The "Tell me how to make my game with no money and when the idea is so secret I can't tell you because you'll steal it" type questions.
If you keep answering these things, people are going to keep punking you with them.
The "Tell me how to make my game with no money and when the idea is so secret I can't tell you because you'll steal it" type questions.
If you keep answering these things, people are going to keep punking you with them.
There is a point at which such conversations become fairly clearly an unproductive waste of time, but I don't think this instance is there yet. Nor do I think they are unproductive in general. Perhaps a bit naive, sure, but I still think it's fine to assume good faith on the part of the asker and deal with the fact that that assumption was unwarranted when it actually happens.
-- Tom Sloper -- sloperama.com
As someone with experience in both options, I can safely say this:
The very way your question is formulated indicates you've only just started thinking about this.
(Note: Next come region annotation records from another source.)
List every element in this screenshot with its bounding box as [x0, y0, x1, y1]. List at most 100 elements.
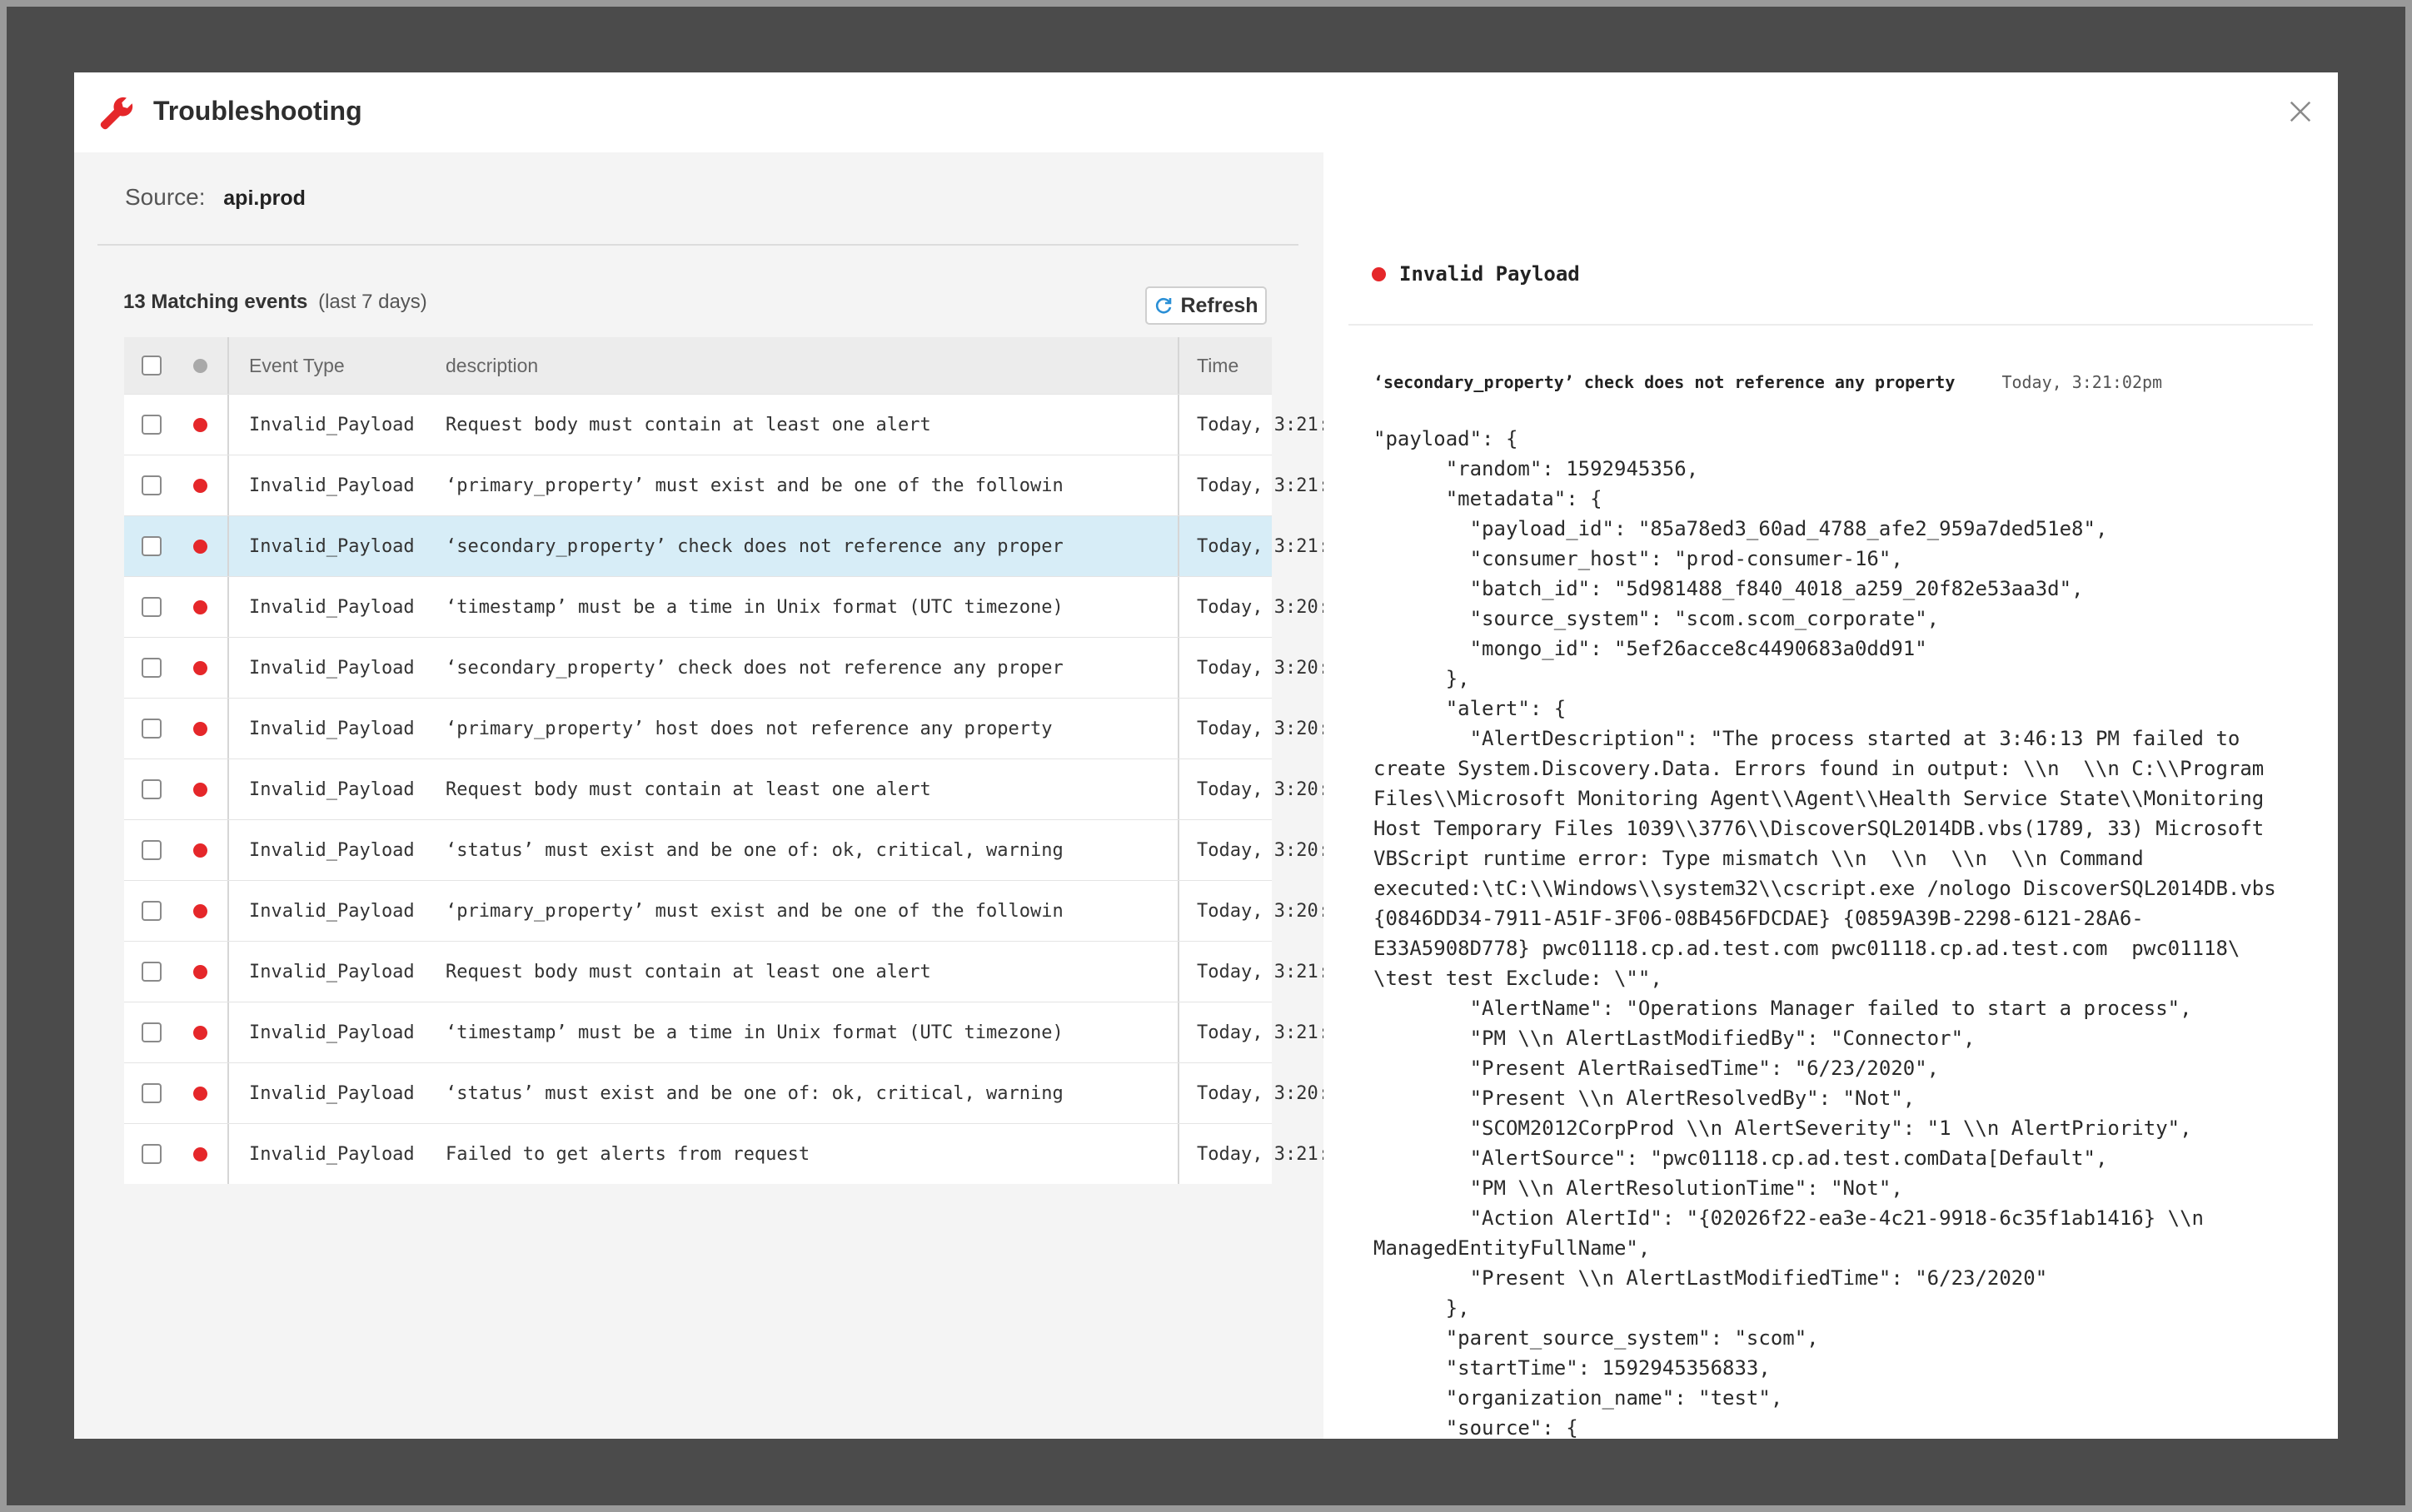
detail-pane: Invalid Payload ‘secondary_property’ che…	[1323, 152, 2338, 1439]
row-description: ‘primary_property’ must exist and be one…	[446, 475, 1064, 496]
row-checkbox[interactable]	[142, 536, 162, 556]
row-checkbox[interactable]	[142, 1144, 162, 1164]
row-checkbox[interactable]	[142, 1083, 162, 1103]
column-divider	[227, 699, 229, 758]
row-checkbox-cell	[124, 942, 179, 1002]
detail-message-row: ‘secondary_property’ check does not refe…	[1373, 372, 2162, 392]
column-divider	[227, 395, 229, 455]
row-checkbox[interactable]	[142, 597, 162, 617]
row-checkbox-cell	[124, 455, 179, 515]
table-row[interactable]: Invalid_Payload ‘status’ must exist and b…	[124, 1062, 1345, 1123]
table-row[interactable]: Invalid_Payload ‘primary_property’ must e…	[124, 880, 1345, 941]
row-time: Today, 3:20:51pm	[1197, 718, 1345, 739]
table-row[interactable]: Invalid_Payload ‘status’ must exist and b…	[124, 819, 1345, 880]
column-divider	[227, 881, 229, 941]
row-status-cell	[179, 577, 221, 637]
column-divider	[227, 759, 229, 819]
row-description: ‘status’ must exist and be one of: ok, c…	[446, 1082, 1064, 1104]
row-status-cell	[179, 1063, 221, 1123]
status-dot-icon	[192, 1025, 207, 1040]
detail-header: Invalid Payload	[1372, 262, 1580, 286]
table-row[interactable]: Invalid_Payload Request body must contain…	[124, 758, 1345, 819]
row-time: Today, 3:21:05pm	[1197, 475, 1345, 496]
row-checkbox[interactable]	[142, 1022, 162, 1042]
row-event-type: Invalid_Payload	[249, 839, 415, 861]
column-header-description[interactable]: description	[446, 337, 1179, 394]
status-dot-icon	[192, 660, 207, 675]
header-checkbox-cell	[124, 337, 179, 394]
row-checkbox[interactable]	[142, 840, 162, 860]
events-summary: 13 Matching events (last 7 days)	[123, 291, 427, 314]
refresh-button[interactable]: Refresh	[1145, 286, 1267, 325]
table-row[interactable]: Invalid_Payload ‘primary_property’ host d…	[124, 698, 1345, 758]
row-checkbox-cell	[124, 516, 179, 576]
row-time: Today, 3:20:54pm	[1197, 657, 1345, 679]
row-checkbox[interactable]	[142, 901, 162, 921]
column-divider	[227, 1002, 229, 1062]
row-time: Today, 3:20:44pm	[1197, 839, 1345, 861]
row-description: Request body must contain at least one a…	[446, 414, 931, 435]
row-status-cell	[179, 881, 221, 941]
status-dot-icon	[192, 1086, 207, 1101]
row-checkbox[interactable]	[142, 415, 162, 435]
row-event-type: Invalid_Payload	[249, 1143, 415, 1165]
row-description: ‘secondary_property’ check does not refe…	[446, 657, 1064, 679]
row-status-cell	[179, 699, 221, 758]
row-checkbox-cell	[124, 1124, 179, 1184]
status-dot-icon	[192, 721, 207, 736]
row-status-cell	[179, 759, 221, 819]
table-row[interactable]: Invalid_Payload Request body must contain…	[124, 394, 1345, 455]
row-description: ‘status’ must exist and be one of: ok, c…	[446, 839, 1064, 861]
row-checkbox-cell	[124, 759, 179, 819]
row-time: Today, 3:21:07pm	[1197, 1022, 1345, 1043]
row-event-type: Invalid_Payload	[249, 475, 415, 496]
status-dot-icon	[192, 903, 207, 918]
row-time: Today, 3:20:48pm	[1197, 778, 1345, 800]
row-checkbox-cell	[124, 577, 179, 637]
row-checkbox-cell	[124, 395, 179, 455]
row-checkbox-cell	[124, 820, 179, 880]
column-divider	[227, 1124, 229, 1184]
header-status-cell	[179, 337, 221, 394]
status-dot-icon	[192, 782, 207, 797]
row-event-type: Invalid_Payload	[249, 1082, 415, 1104]
row-status-cell	[179, 820, 221, 880]
row-checkbox[interactable]	[142, 962, 162, 982]
row-event-type: Invalid_Payload	[249, 596, 415, 618]
row-time: Today, 3:21:07pm	[1197, 1143, 1345, 1165]
table-row[interactable]: Invalid_Payload ‘timestamp’ must be a tim…	[124, 576, 1345, 637]
row-checkbox[interactable]	[142, 475, 162, 495]
row-time: Today, 3:20:51pm	[1197, 1082, 1345, 1104]
row-event-type: Invalid_Payload	[249, 900, 415, 922]
table-row[interactable]: Invalid_Payload Failed to get alerts from…	[124, 1123, 1345, 1184]
detail-title: Invalid Payload	[1399, 262, 1580, 286]
column-header-time[interactable]: Time	[1179, 337, 1345, 394]
status-dot-icon	[192, 478, 207, 493]
select-all-checkbox[interactable]	[142, 356, 162, 376]
detail-message: ‘secondary_property’ check does not refe…	[1373, 372, 1956, 392]
payload-json: "payload": { "random": 1592945356, "meta…	[1373, 427, 2276, 1439]
row-status-cell	[179, 1002, 221, 1062]
events-count: 13 Matching events	[123, 291, 308, 313]
row-status-cell	[179, 516, 221, 576]
table-row[interactable]: Invalid_Payload Request body must contain…	[124, 941, 1345, 1002]
close-icon[interactable]	[2288, 99, 2313, 124]
row-time: Today, 3:21:07pm	[1197, 414, 1345, 435]
row-checkbox-cell	[124, 881, 179, 941]
table-row[interactable]: Invalid_Payload ‘secondary_property’ chec…	[124, 637, 1345, 698]
row-description: ‘secondary_property’ check does not refe…	[446, 535, 1064, 557]
row-checkbox[interactable]	[142, 779, 162, 799]
modal-header: Troubleshooting	[74, 72, 2338, 152]
row-checkbox[interactable]	[142, 658, 162, 678]
status-dot-icon	[192, 358, 207, 373]
table-row[interactable]: Invalid_Payload ‘secondary_property’ chec…	[124, 515, 1345, 576]
row-time: Today, 3:20:54pm	[1197, 596, 1345, 618]
row-checkbox[interactable]	[142, 719, 162, 739]
table-row[interactable]: Invalid_Payload ‘timestamp’ must be a tim…	[124, 1002, 1345, 1062]
table-row[interactable]: Invalid_Payload ‘primary_property’ must e…	[124, 455, 1345, 515]
row-status-cell	[179, 942, 221, 1002]
row-status-cell	[179, 1124, 221, 1184]
column-header-event-type[interactable]: Event Type	[249, 337, 436, 394]
refresh-label: Refresh	[1180, 293, 1258, 317]
row-time: Today, 3:21:05pm	[1197, 961, 1345, 982]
Don't get me wrong, this may have been in the back of your head for the past few years, but it wasn't in the front of your head all the time for long enough.
The question is simply too broad without a shadow of a business plan in mind.
If you truly intended on proceeding with B, you'd not be asking a question here to gauge people's motivations and interest, you'd be much more determined on the 'HOW' than on the 'what's best'.
As a result, and without more information (none is required really), A is definitely what you should be doing: pays the rent, teaches you stuff, while you can start thinking about how you'll make your own thing, if you're even still interested in doing so after a while.